Un rapport du ministère datant de 2009 révèle que Laval compte seulement 0,8 % d'aires protégées. C'est moins de 1 %! C'est grave pour la troisième ville en importance du Québec qui se targue d'avoir été la première municipalité, au Québec, à avoir adopté une politique de protection des milieux humides.

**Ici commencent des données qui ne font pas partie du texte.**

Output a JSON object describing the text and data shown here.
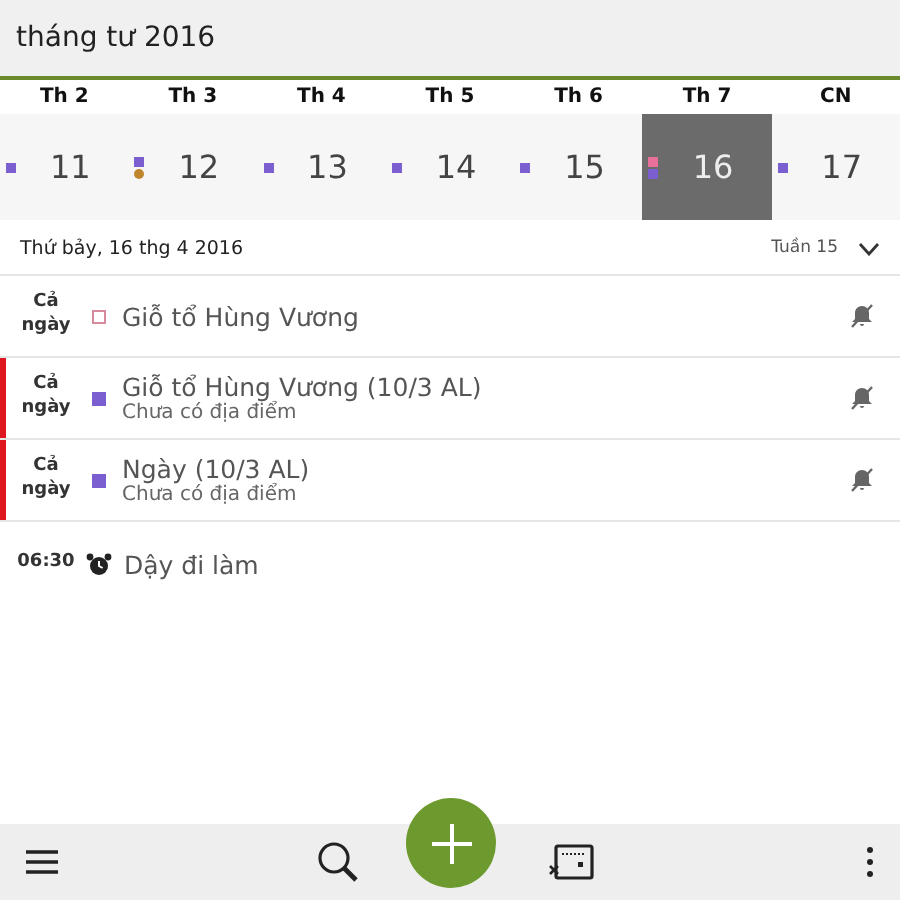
{
  "header": {
    "title": "tháng tư 2016"
  },
  "week": {
    "day_names": [
      "Th 2",
      "Th 3",
      "Th 4",
      "Th 5",
      "Th 6",
      "Th 7",
      "CN"
    ],
    "days": [
      {
        "date": "11",
        "selected": false,
        "markers": [
          {
            "kind": "square",
            "color": "#7b5fd0"
          }
        ]
      },
      {
        "date": "12",
        "selected": false,
        "markers": [
          {
            "kind": "square",
            "color": "#7b5fd0"
          },
          {
            "kind": "dot",
            "color": "#c0862c"
          }
        ]
      },
      {
        "date": "13",
        "selected": false,
        "markers": [
          {
            "kind": "square",
            "color": "#7b5fd0"
          }
        ]
      },
      {
        "date": "14",
        "selected": false,
        "markers": [
          {
            "kind": "square",
            "color": "#7b5fd0"
          }
        ]
      },
      {
        "date": "15",
        "selected": false,
        "markers": [
          {
            "kind": "square",
            "color": "#7b5fd0"
          }
        ]
      },
      {
        "date": "16",
        "selected": true,
        "markers": [
          {
            "kind": "square",
            "color": "#e8709a"
          },
          {
            "kind": "square",
            "color": "#7b5fd0"
          }
        ]
      },
      {
        "date": "17",
        "selected": false,
        "markers": [
          {
            "kind": "square",
            "color": "#7b5fd0"
          }
        ]
      }
    ]
  },
  "day_header": {
    "date": "Thứ bảy, 16 thg 4 2016",
    "week": "Tuần 15",
    "expanded": false
  },
  "events": [
    {
      "kind": "allday",
      "time": "Cả ngày",
      "flagged": false,
      "marker": {
        "kind": "hollow",
        "color": "#d98a9c"
      },
      "title": "Giỗ tổ Hùng Vương",
      "notifications_off": true
    },
    {
      "kind": "allday",
      "time": "Cả ngày",
      "flagged": true,
      "marker": {
        "kind": "solid",
        "color": "#7b5fd0"
      },
      "title": "Giỗ tổ Hùng Vương (10/3 AL)",
      "location": "Chưa có địa điểm",
      "notifications_off": true
    },
    {
      "kind": "allday",
      "time": "Cả ngày",
      "flagged": true,
      "marker": {
        "kind": "solid",
        "color": "#7b5fd0"
      },
      "title": "Ngày (10/3 AL)",
      "location": "Chưa có địa điểm",
      "notifications_off": true
    },
    {
      "kind": "alarm",
      "time": "06:30",
      "flagged": false,
      "title": "Dậy đi làm",
      "notifications_off": false
    }
  ]
}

Cette politique date de 2004... mais il n'y a pas eu de suivi.

Guy Garand, du Conseil régional de l'environnement de Laval

Dans le cas du Bois St-François, le MDDEP a intimé au propriétaire du secteur visé de présenter un plan correctif d'ici le 21 octobre.

Cette demande du ministère ne console pas Guy Garand, qui affirme qu'on ne corrige pas du jour au lendemain des dommages effectués à une forêt de 80 ans. Pour cet homme qui habite Laval depuis sa tendre enfance, le ministère du Développement durable, de l'Environnement et des Parcs porte mal son nom à Laval. « Bientôt, la seule chose qui sera durable chez nous sera le béton », raille-t-il.